I giggled. “I like the ones where thirsty chicks will post photos of them in bed with a male celebrity to prove that they’re manpooling with his other women.”

“Manpooling?” Jonovan was lost.

“Yes, that’s actually one of the songs on the new album I’m working on. A lot of women manpool like they carpool. Basically, the song is about sharing dick.”

He grinned. “Can’t wait to hear that one.”

“Oh, it’s fire. And nothing but the truth.”

“You’re a cold piece of work. You know that a lot of women are going to get in their feelings over that?”

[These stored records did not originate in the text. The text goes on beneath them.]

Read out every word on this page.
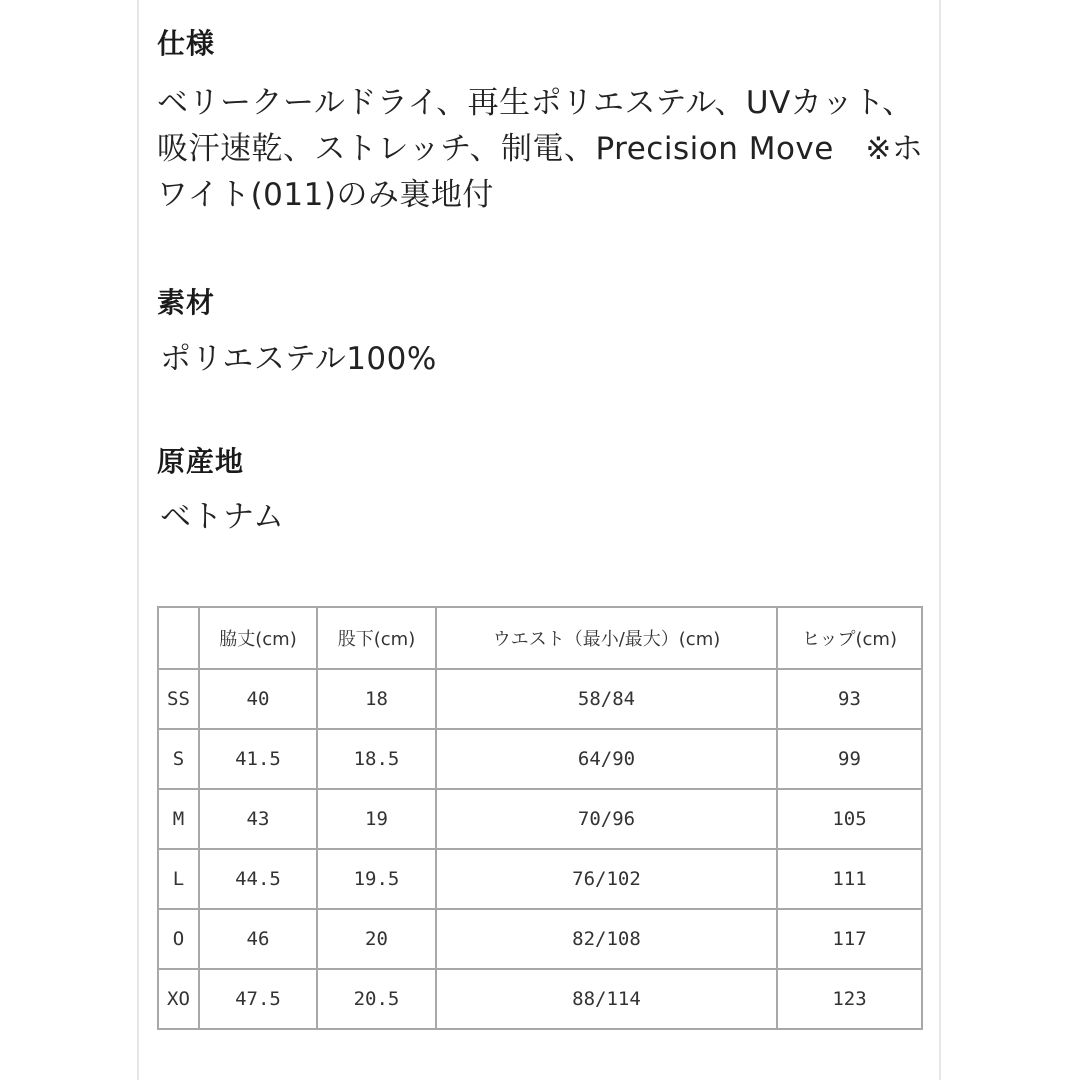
仕様
ベリークールドライ、再生ポリエステル、UVカット、
吸汗速乾、ストレッチ、制電、Precision Move　※ホ
ワイト(011)のみ裏地付
素材
ポリエステル100%
原産地
ベトナム
	脇丈(cm)	股下(cm)	ウエスト（最小/最大）(cm)	ヒップ(cm)
SS	40	18	58/84	93
S	41.5	18.5	64/90	99
M	43	19	70/96	105
L	44.5	19.5	76/102	111
O	46	20	82/108	117
XO	47.5	20.5	88/114	123
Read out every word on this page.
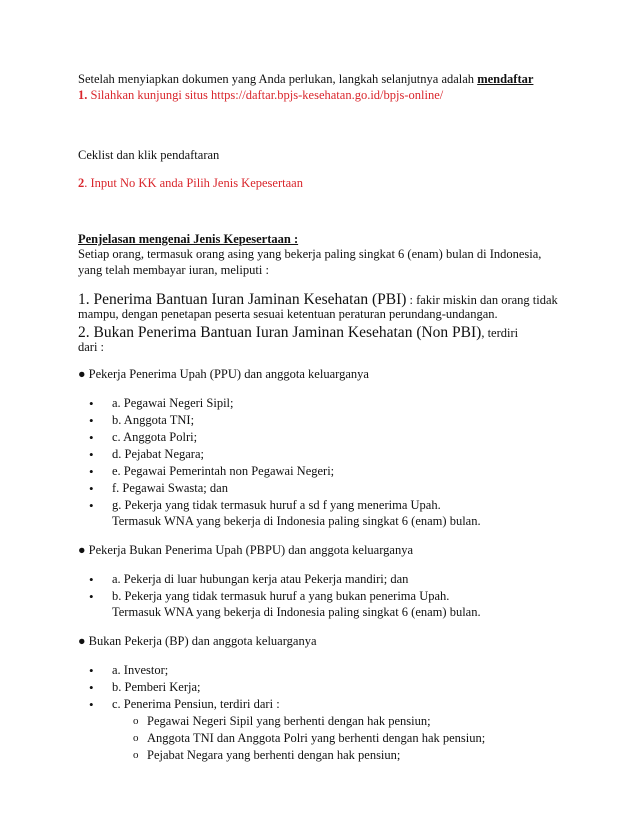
Setelah menyiapkan dokumen yang Anda perlukan, langkah selanjutnya adalah mendaftar
1. Silahkan kunjungi situs https://daftar.bpjs-kesehatan.go.id/bpjs-online/
Ceklist dan klik pendaftaran
2. Input No KK anda Pilih Jenis Kepesertaan
Penjelasan mengenai Jenis Kepesertaan :
Setiap orang, termasuk orang asing yang bekerja paling singkat 6 (enam) bulan di Indonesia,
yang telah membayar iuran, meliputi :
1. Penerima Bantuan Iuran Jaminan Kesehatan (PBI) : fakir miskin dan orang tidak
mampu, dengan penetapan peserta sesuai ketentuan peraturan perundang-undangan.
2. Bukan Penerima Bantuan Iuran Jaminan Kesehatan (Non PBI), terdiri
dari :
● Pekerja Penerima Upah (PPU) dan anggota keluarganya
• a. Pegawai Negeri Sipil;
• b. Anggota TNI;
• c. Anggota Polri;
• d. Pejabat Negara;
• e. Pegawai Pemerintah non Pegawai Negeri;
• f. Pegawai Swasta; dan
• g. Pekerja yang tidak termasuk huruf a sd f yang menerima Upah.
Termasuk WNA yang bekerja di Indonesia paling singkat 6 (enam) bulan.
● Pekerja Bukan Penerima Upah (PBPU) dan anggota keluarganya
• a. Pekerja di luar hubungan kerja atau Pekerja mandiri; dan
• b. Pekerja yang tidak termasuk huruf a yang bukan penerima Upah.
Termasuk WNA yang bekerja di Indonesia paling singkat 6 (enam) bulan.
● Bukan Pekerja (BP) dan anggota keluarganya
• a. Investor;
• b. Pemberi Kerja;
• c. Penerima Pensiun, terdiri dari :
o Pegawai Negeri Sipil yang berhenti dengan hak pensiun;
o Anggota TNI dan Anggota Polri yang berhenti dengan hak pensiun;
o Pejabat Negara yang berhenti dengan hak pensiun;
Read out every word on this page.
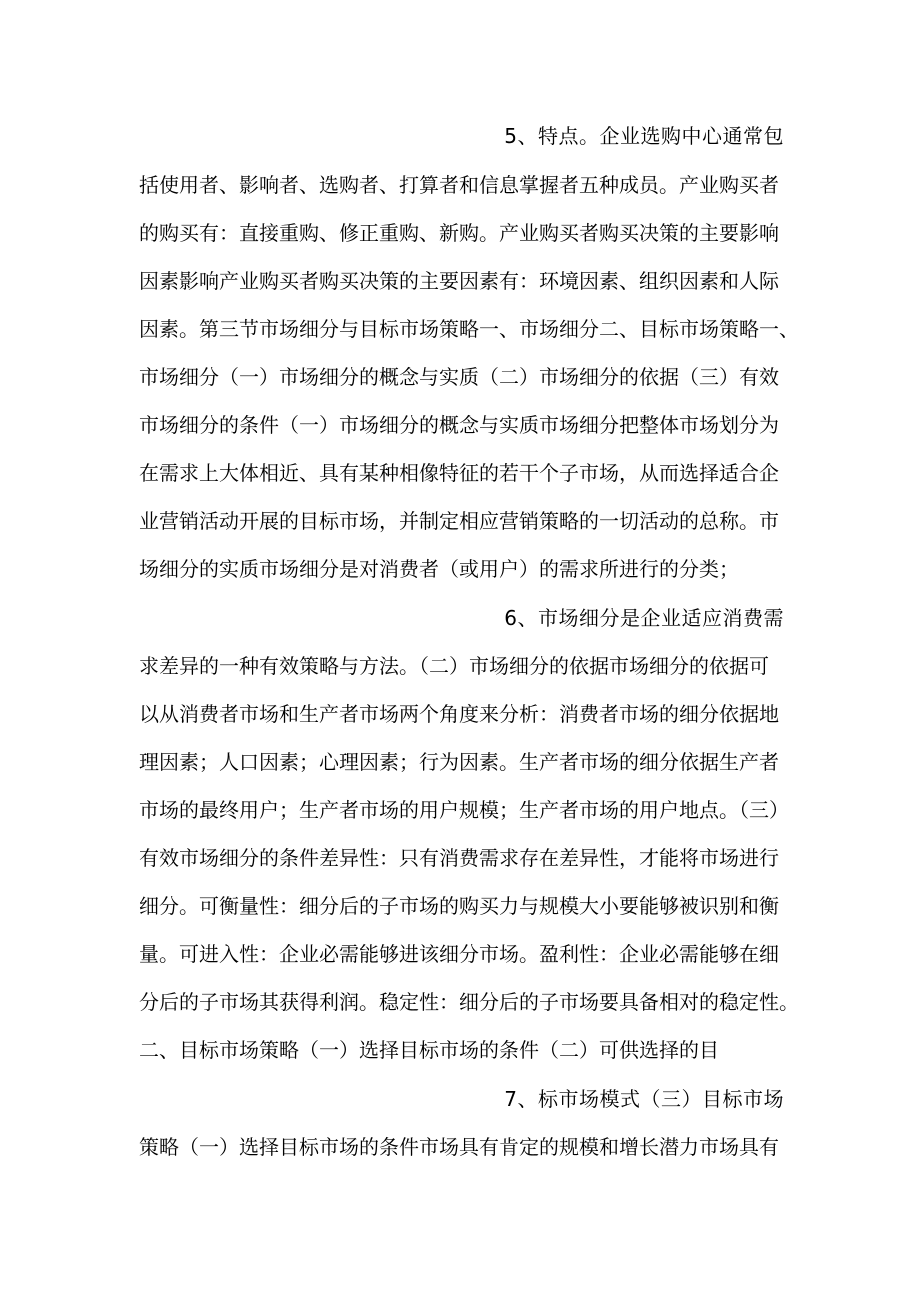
5、特点。企业选购中心通常包
括使用者、影响者、选购者、打算者和信息掌握者五种成员。产业购买者
的购买有：直接重购、修正重购、新购。产业购买者购买决策的主要影响
因素影响产业购买者购买决策的主要因素有：环境因素、组织因素和人际
因素。第三节市场细分与目标市场策略一、市场细分二、目标市场策略一、
市场细分（一）市场细分的概念与实质（二）市场细分的依据（三）有效
市场细分的条件（一）市场细分的概念与实质市场细分把整体市场划分为
在需求上大体相近、具有某种相像特征的若干个子市场，从而选择适合企
业营销活动开展的目标市场，并制定相应营销策略的一切活动的总称。市
场细分的实质市场细分是对消费者（或用户）的需求所进行的分类；
6、市场细分是企业适应消费需
求差异的一种有效策略与方法。（二）市场细分的依据市场细分的依据可
以从消费者市场和生产者市场两个角度来分析：消费者市场的细分依据地
理因素；人口因素；心理因素；行为因素。生产者市场的细分依据生产者
市场的最终用户；生产者市场的用户规模；生产者市场的用户地点。（三）
有效市场细分的条件差异性：只有消费需求存在差异性，才能将市场进行
细分。可衡量性：细分后的子市场的购买力与规模大小要能够被识别和衡
量。可进入性：企业必需能够进该细分市场。盈利性：企业必需能够在细
分后的子市场其获得利润。稳定性：细分后的子市场要具备相对的稳定性。
二、目标市场策略（一）选择目标市场的条件（二）可供选择的目
7、标市场模式（三）目标市场
策略（一）选择目标市场的条件市场具有肯定的规模和增长潜力市场具有
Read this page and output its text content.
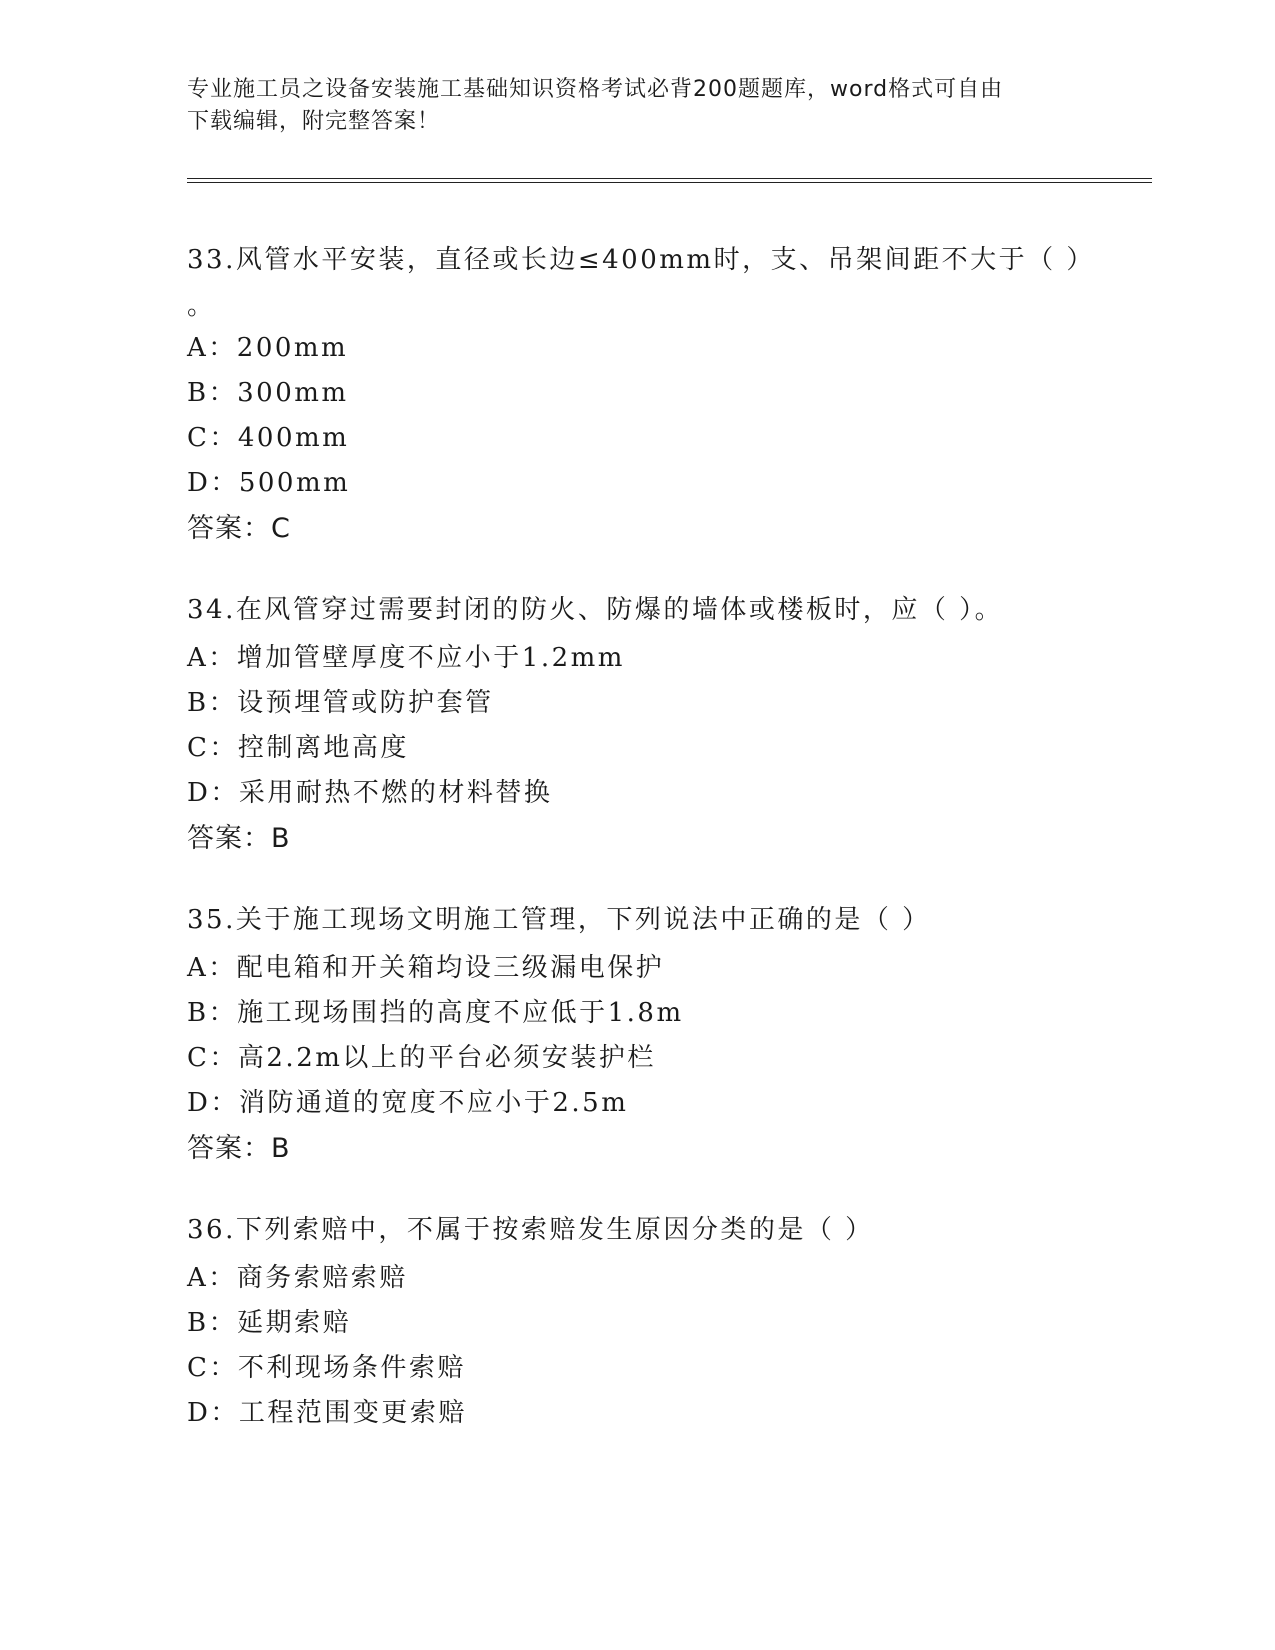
专业施工员之设备安装施工基础知识资格考试必背200题题库，word格式可自由
下载编辑，附完整答案！
33.风管水平安装，直径或长边≤400mm时，支、吊架间距不大于（ ）
。
A：200mm
B：300mm
C：400mm
D：500mm
答案：C
34.在风管穿过需要封闭的防火、防爆的墙体或楼板时，应（ ）。
A：增加管壁厚度不应小于1.2mm
B：设预埋管或防护套管
C：控制离地高度
D：采用耐热不燃的材料替换
答案：B
35.关于施工现场文明施工管理，下列说法中正确的是（ ）
A：配电箱和开关箱均设三级漏电保护
B：施工现场围挡的高度不应低于1.8m
C：高2.2m以上的平台必须安装护栏
D：消防通道的宽度不应小于2.5m
答案：B
36.下列索赔中，不属于按索赔发生原因分类的是（ ）
A：商务索赔索赔
B：延期索赔
C：不利现场条件索赔
D：工程范围变更索赔
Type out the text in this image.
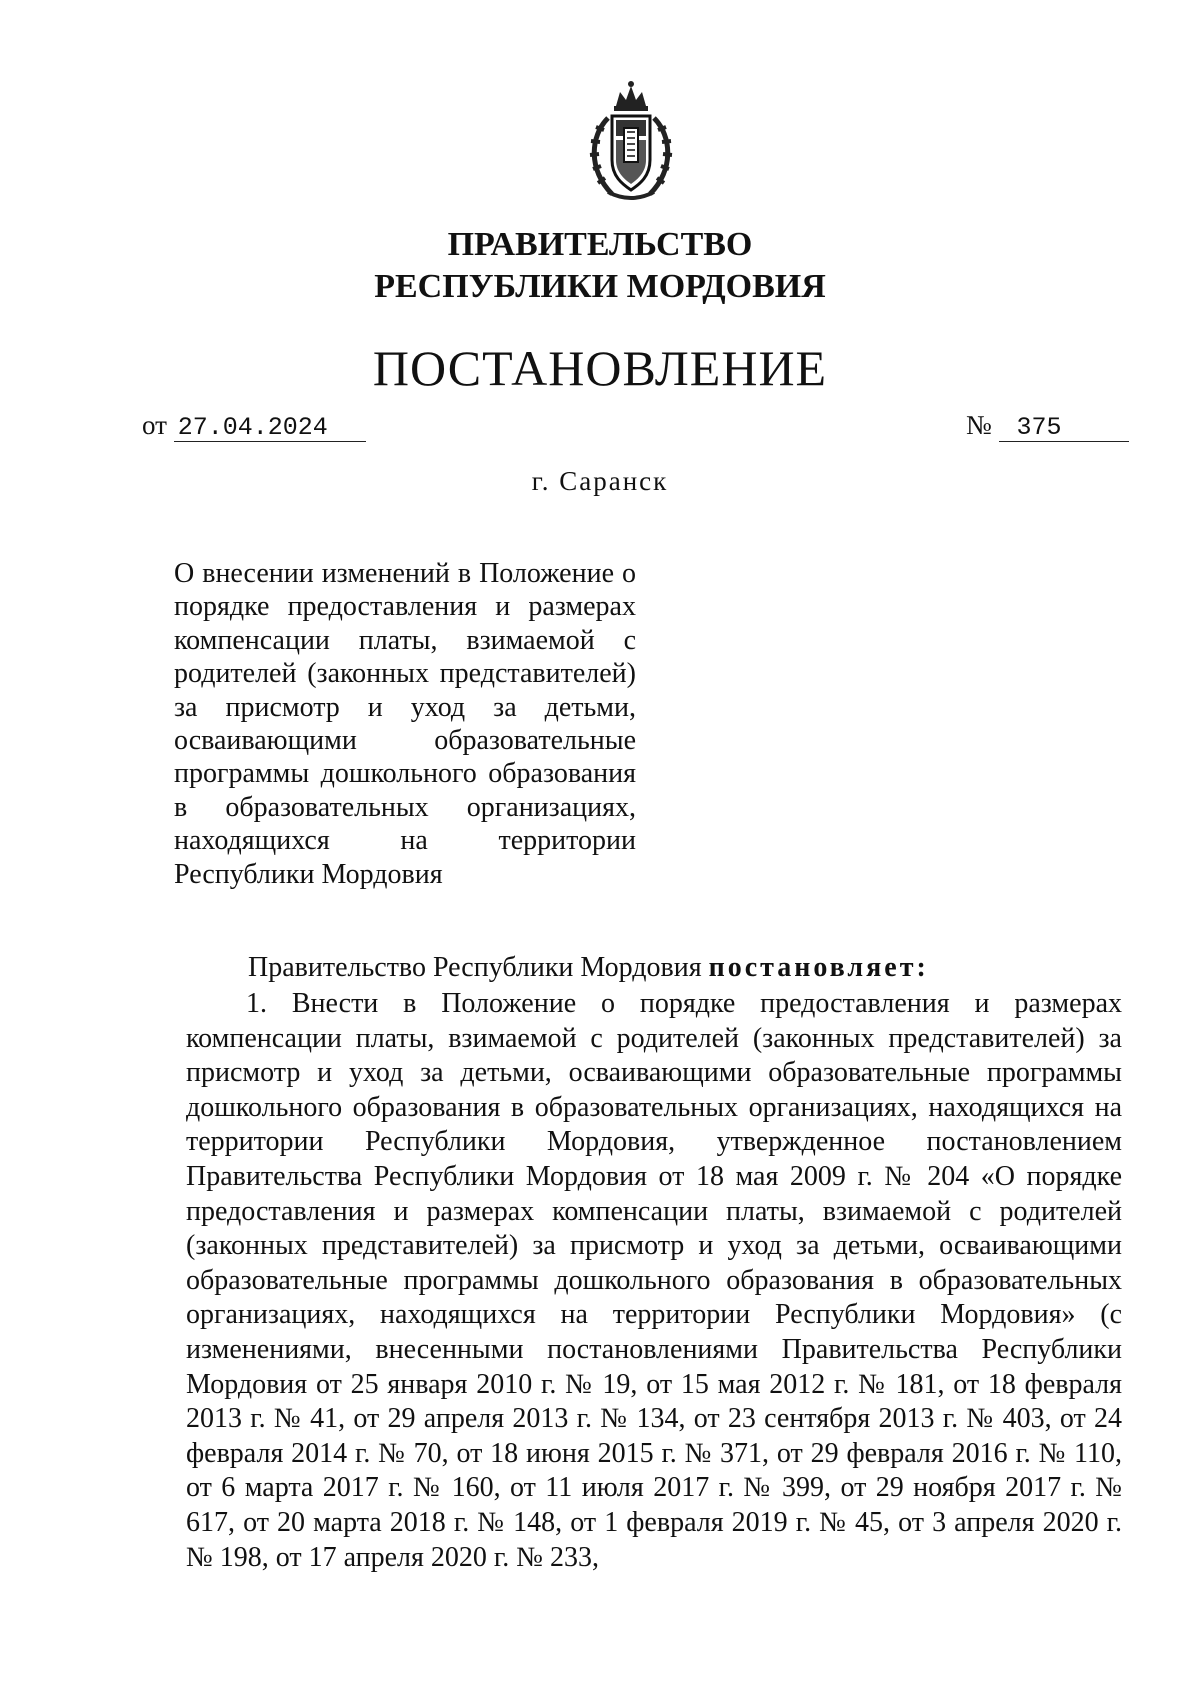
ПРАВИТЕЛЬСТВО
РЕСПУБЛИКИ МОРДОВИЯ
ПОСТАНОВЛЕНИЕ
от 27.04.2024	№ 375
г. Саранск
О внесении изменений в Положение о порядке предоставления и размерах компенсации платы, взимаемой с родителей (законных представителей) за присмотр и уход за детьми, осваивающими образовательные программы дошкольного образования в образовательных организациях, находящихся на территории Республики Мордовия
Правительство Республики Мордовия постановляет:
1. Внести в Положение о порядке предоставления и размерах компенсации платы, взимаемой с родителей (законных представителей) за присмотр и уход за детьми, осваивающими образовательные программы дошкольного образования в образовательных организациях, находящихся на территории Республики Мордовия, утвержденное постановлением Правительства Республики Мордовия от 18 мая 2009 г. № 204 «О порядке предоставления и размерах компенсации платы, взимаемой с родителей (законных представителей) за присмотр и уход за детьми, осваивающими образовательные программы дошкольного образования в образовательных организациях, находящихся на территории Республики Мордовия» (с изменениями, внесенными постановлениями Правительства Республики Мордовия от 25 января 2010 г. № 19, от 15 мая 2012 г. № 181, от 18 февраля 2013 г. № 41, от 29 апреля 2013 г. № 134, от 23 сентября 2013 г. № 403, от 24 февраля 2014 г. № 70, от 18 июня 2015 г. № 371, от 29 февраля 2016 г. № 110, от 6 марта 2017 г. № 160, от 11 июля 2017 г. № 399, от 29 ноября 2017 г. № 617, от 20 марта 2018 г. № 148, от 1 февраля 2019 г. № 45, от 3 апреля 2020 г. № 198, от 17 апреля 2020 г. № 233,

“A hit dog will holler. No reason for them to get offended if it doesn’t apply to them. Even if it does apply, if they are willingly sharing dick, it should become their national anthem. You’d be surprised at how many chicks are actually proud to be a man’s side–ass action.”

“You definitely have a way with words.”

“You’re surprised? Where do you think my song lyrics come from? If I’m not going to go hard, I might as well go home.”

“So it’s a fact that you write all your own music?”

“I pen all my own lyrics and then, as I’m sure you know, I have a few producers who I collaborate with on the music itself. I bring the thoughts to life and they give me the beats to flow with. It’s a lovely thing.”

“So when is your next tour?”

“After this new album drops. While some may be able to pull it off, I can’t tour and work on new cuts at the same time. Those are two different lives completely. Touring is a twenty-four-seven process. Between traveling, sound checks, rehearsals, and the actual shows—where I cannot afford to disappoint—there is no time to go into a zone and create new music.”

“I’ve always admired those of you who do big tours. It has to be exhausting. I get tired even watching the performances. You must work out.”